Toronto-based Marnac Management Corp. is planning to build at the locale on County Road 21 in Haliburton, including a 10,000 square-foot retail store, a restaurant with a drive-thru and a gas bar.

Council approved the draft site-plan agreement Oct. 27 with conditions, including more work on the elevations along the exterior of the building.

Senior planner Kris Orsan said Marnac offered to add minimal features over the entrance of one building, but they suggested Marnac should develop the exteriors more – adding things like wood or brick along the entire front face of the buildings to meet the vision of the municipality. But the developer instead asked its proposal, lacking more added features, be brought to council.
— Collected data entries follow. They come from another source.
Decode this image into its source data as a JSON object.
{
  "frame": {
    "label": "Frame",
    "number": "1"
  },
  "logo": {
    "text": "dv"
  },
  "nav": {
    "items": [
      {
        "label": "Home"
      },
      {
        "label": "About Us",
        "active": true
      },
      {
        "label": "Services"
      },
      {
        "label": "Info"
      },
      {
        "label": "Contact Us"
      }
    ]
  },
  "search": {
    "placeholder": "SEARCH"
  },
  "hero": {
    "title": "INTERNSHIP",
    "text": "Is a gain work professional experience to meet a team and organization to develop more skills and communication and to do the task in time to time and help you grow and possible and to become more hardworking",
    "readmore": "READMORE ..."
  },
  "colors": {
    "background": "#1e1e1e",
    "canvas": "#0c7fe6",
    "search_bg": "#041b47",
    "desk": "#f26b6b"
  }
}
“Commercial development outside the central business area should be developed in a matter that meets the intent of the municipality’s policies,” Orsan said. “These areas are the gateway to the community.”


Orsan said more articulation would “enhance the unique built form and natural character of the community.” He also noted the municipality required this of other large developments like Home Hardware and the Gardens of Haliburton.

Coun. John Smith said he agreed with the staffs’ perspective.

“We got a chance to ensure it is built right or to ensure it looks like an ugly box that could be located in any community,” Smith said. “Council needs to be consistent.”

“We’re not asking for the sky and moon. Just reconsideration for something that’s going to benefit the long-term,” Coun. Larry Clarke said.

But Coun. Walt McKechnie opposed them and said the municipality should approve the developer’s drawings and not risk losing the project.

“We should try to work with him more instead of always throwing up roadblocks,” McKechnie said. “The mistake was made a long, long time ago where the facades are not all this rustic look that we’re trying to create. Every building is different and we’re no different than most small towns. This is a big investment.”

In a recorded vote, councillors McKechnie, Nancy Wood-Roberts and Tammy Donaldson voted in favour of approving the developer’s elevations, while deputy mayor Patrick Kennedy and councillors Smith and Clarke voted against.

Mayor Andrea Roberts was the tiebreaking vote and went in favour of the developer’s proposal.

“I don’t think this is a battle I want to keep fighting,” she said.